Whatever. If players didn't agree to it by Wednesday, Stern said, they would get a deal that would guarantee them just 47 percent of BRI and call for a flex salary cap.

Players and owners met with federal mediator George Cohen for more than eight hours and Stern said Cohen offered six “What if?” recommendations relating to the BRI split and the salary cap system.

Stern said owners accepted the first five and would put them in writing in a formal proposal to the players by Sunday. But it wasn't acceptable Saturday, with Stern saying Kessler rejected it.

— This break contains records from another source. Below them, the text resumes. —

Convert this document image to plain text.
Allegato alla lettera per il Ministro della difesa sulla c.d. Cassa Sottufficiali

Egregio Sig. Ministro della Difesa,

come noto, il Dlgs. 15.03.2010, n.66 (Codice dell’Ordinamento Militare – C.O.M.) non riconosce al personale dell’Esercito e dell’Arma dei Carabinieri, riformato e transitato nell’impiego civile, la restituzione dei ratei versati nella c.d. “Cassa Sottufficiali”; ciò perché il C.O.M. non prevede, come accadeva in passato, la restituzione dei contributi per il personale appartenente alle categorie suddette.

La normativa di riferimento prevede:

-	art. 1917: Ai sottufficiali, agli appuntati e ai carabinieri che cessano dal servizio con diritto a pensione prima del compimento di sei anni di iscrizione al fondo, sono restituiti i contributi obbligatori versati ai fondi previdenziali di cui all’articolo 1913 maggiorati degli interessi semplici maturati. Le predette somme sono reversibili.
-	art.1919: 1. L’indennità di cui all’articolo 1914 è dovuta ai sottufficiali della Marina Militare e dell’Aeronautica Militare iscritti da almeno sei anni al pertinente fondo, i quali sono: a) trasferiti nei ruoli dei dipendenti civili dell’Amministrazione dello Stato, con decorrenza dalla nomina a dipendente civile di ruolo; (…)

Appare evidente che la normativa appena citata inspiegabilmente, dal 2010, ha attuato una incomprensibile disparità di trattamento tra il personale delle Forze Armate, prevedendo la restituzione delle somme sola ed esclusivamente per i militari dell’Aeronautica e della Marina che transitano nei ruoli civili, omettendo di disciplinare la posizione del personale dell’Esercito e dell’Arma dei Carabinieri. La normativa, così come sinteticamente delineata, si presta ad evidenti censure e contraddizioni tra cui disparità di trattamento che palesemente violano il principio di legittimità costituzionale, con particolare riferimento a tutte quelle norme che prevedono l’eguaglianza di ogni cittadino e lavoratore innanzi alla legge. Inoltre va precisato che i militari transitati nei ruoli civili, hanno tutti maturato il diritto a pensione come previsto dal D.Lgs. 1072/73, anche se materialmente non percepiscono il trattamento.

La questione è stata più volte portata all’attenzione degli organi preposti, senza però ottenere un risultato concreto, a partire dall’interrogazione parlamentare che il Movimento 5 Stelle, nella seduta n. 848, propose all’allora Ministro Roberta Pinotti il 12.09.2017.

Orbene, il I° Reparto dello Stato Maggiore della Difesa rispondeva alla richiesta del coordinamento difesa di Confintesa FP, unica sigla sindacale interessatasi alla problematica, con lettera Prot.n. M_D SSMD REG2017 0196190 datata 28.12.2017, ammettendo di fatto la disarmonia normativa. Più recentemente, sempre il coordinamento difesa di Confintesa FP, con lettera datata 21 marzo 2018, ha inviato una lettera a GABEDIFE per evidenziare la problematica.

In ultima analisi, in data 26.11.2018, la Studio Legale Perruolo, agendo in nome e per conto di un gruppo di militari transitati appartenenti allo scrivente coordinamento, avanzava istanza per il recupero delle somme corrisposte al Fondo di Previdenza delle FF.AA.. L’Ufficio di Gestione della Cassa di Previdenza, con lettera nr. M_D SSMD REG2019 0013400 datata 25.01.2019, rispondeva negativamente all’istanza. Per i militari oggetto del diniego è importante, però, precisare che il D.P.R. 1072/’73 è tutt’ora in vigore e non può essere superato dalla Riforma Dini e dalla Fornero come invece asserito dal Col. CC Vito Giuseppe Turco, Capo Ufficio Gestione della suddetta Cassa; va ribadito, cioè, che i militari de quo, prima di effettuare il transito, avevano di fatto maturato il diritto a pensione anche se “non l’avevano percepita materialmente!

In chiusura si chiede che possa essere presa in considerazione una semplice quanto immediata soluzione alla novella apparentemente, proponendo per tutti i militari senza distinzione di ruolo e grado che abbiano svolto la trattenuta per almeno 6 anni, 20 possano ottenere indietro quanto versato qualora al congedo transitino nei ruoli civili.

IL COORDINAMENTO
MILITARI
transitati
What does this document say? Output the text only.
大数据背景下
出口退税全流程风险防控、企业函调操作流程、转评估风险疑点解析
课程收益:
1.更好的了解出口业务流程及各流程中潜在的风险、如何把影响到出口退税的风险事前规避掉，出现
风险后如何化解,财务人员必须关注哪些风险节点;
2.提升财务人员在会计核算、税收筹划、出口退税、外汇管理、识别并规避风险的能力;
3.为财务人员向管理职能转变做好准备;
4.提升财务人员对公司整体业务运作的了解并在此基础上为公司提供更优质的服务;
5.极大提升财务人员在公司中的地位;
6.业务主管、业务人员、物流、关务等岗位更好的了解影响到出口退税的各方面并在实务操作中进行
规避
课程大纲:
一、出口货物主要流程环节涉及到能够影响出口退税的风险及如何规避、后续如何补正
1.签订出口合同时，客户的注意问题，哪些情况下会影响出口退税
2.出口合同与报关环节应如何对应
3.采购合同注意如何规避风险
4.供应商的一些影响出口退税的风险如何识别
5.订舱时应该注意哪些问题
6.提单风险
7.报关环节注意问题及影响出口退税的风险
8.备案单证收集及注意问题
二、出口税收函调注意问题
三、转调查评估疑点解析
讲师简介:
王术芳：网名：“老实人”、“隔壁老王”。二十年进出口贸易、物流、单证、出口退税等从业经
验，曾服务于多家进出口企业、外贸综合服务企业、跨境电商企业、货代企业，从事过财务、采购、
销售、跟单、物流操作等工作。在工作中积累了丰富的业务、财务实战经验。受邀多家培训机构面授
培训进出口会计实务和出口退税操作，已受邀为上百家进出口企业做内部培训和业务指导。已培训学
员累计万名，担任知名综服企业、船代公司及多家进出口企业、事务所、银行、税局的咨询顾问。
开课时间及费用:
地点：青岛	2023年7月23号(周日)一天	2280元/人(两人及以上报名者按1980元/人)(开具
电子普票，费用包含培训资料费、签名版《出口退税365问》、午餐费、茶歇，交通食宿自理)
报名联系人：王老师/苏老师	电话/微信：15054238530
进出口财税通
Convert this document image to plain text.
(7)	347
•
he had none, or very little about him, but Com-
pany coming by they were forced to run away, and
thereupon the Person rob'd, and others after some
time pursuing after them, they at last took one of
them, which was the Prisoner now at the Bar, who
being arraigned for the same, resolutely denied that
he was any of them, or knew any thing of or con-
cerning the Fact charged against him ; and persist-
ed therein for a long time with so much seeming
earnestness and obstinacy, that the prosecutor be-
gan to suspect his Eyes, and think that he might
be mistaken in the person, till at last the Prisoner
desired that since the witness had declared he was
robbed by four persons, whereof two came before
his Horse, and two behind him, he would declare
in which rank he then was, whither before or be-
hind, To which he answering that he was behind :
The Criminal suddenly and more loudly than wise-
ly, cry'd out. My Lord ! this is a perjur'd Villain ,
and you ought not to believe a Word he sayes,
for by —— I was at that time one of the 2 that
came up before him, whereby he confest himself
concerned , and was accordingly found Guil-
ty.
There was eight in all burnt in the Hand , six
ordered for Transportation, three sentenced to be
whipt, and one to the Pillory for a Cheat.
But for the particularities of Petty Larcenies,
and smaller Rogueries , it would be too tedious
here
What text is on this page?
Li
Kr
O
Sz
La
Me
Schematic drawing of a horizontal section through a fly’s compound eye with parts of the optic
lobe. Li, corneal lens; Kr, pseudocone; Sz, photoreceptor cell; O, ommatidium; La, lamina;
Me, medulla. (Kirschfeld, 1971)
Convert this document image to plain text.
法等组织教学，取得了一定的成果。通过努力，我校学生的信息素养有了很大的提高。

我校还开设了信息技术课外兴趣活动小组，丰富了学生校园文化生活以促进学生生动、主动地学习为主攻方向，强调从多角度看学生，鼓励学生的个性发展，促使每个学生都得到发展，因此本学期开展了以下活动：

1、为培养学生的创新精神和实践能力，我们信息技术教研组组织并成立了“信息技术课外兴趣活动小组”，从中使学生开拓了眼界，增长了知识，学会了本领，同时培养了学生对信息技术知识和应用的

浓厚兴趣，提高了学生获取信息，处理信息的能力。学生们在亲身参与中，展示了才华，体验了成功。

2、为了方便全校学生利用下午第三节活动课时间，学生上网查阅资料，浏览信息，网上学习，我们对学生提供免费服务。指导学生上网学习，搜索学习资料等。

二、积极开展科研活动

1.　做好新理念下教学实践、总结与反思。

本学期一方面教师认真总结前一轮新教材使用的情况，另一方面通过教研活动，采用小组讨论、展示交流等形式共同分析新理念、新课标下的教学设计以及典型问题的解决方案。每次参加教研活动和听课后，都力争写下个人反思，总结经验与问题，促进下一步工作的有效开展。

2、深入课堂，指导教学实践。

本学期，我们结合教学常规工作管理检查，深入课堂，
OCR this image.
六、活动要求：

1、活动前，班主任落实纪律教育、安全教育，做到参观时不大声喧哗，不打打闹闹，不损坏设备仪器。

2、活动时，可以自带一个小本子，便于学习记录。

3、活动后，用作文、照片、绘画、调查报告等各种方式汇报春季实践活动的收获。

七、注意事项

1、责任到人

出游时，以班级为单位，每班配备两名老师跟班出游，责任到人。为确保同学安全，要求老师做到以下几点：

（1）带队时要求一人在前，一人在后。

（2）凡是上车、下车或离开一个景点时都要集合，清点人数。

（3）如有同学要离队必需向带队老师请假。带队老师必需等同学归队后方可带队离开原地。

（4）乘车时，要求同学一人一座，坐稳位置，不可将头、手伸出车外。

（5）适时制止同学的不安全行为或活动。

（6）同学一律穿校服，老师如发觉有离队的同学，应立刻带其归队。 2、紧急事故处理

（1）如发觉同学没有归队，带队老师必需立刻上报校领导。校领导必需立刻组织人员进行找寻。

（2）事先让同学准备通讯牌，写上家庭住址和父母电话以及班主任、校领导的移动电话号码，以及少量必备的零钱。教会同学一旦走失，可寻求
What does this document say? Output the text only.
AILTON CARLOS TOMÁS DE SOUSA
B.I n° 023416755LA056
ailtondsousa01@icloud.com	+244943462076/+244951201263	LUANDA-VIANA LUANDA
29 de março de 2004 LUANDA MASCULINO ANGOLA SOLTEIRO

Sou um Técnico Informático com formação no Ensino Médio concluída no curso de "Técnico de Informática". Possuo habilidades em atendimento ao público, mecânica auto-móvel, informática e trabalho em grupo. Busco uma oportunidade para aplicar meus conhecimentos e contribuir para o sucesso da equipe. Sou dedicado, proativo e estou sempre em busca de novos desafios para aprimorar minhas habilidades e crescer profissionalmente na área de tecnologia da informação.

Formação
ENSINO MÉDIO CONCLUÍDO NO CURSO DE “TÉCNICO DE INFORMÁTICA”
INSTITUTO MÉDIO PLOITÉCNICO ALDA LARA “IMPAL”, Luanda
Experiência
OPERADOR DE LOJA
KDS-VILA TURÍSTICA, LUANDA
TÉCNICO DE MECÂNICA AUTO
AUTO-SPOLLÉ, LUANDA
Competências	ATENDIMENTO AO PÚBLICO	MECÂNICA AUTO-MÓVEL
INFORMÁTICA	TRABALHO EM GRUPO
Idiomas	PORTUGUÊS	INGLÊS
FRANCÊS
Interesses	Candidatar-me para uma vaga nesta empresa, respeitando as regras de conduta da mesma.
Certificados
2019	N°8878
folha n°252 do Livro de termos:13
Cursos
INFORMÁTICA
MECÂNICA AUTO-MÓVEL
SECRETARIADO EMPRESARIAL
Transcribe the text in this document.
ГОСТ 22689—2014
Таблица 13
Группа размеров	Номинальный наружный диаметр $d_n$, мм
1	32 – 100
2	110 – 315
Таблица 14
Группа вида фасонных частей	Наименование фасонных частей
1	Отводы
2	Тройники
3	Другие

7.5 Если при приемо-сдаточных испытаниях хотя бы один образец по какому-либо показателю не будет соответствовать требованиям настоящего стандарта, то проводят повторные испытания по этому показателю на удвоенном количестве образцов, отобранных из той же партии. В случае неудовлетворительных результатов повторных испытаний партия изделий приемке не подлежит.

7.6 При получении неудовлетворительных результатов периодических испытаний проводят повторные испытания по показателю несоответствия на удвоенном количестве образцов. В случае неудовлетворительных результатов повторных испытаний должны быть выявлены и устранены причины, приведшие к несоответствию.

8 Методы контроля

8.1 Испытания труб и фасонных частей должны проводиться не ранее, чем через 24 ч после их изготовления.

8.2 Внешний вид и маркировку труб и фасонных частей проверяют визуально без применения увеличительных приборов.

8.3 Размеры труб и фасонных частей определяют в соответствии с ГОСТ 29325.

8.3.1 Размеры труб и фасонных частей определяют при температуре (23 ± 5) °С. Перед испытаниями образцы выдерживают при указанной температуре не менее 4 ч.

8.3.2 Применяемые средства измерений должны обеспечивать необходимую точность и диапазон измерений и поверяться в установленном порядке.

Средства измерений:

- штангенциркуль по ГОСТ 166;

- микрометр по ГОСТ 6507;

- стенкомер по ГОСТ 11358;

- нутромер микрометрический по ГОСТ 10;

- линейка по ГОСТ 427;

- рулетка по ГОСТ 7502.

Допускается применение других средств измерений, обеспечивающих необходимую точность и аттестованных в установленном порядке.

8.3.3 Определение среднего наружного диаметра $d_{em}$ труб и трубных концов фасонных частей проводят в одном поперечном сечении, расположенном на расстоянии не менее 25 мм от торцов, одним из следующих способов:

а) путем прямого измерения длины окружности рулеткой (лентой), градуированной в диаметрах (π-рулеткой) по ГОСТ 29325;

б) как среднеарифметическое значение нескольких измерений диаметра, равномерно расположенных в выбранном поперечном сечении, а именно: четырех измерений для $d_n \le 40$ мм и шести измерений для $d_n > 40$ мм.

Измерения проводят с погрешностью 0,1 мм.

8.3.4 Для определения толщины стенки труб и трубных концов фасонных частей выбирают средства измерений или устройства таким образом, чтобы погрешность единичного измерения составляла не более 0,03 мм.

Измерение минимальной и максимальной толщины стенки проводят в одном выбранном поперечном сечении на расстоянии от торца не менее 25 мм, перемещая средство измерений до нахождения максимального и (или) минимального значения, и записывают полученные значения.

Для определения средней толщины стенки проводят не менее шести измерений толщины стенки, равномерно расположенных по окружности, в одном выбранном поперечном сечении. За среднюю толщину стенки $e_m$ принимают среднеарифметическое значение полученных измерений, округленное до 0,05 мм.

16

Though insistent on no more than a 50-50 split, owners will offer the players a band that would allow them to receive between 49 percent and 51 percent of revenue. However, Stern's description of how it would work was confusing and Kessler said under “the wildest, most unimaginable, favorable projections and we might squeeze out to 50.2.”

Fisher said the players' proposal would have given them about 51 percent, with a portion taken out to use for retired players' benefits.

Day 128 of the lockout came at the end of a tenuous week in which both sides seemed as much at odds with themselves as each other.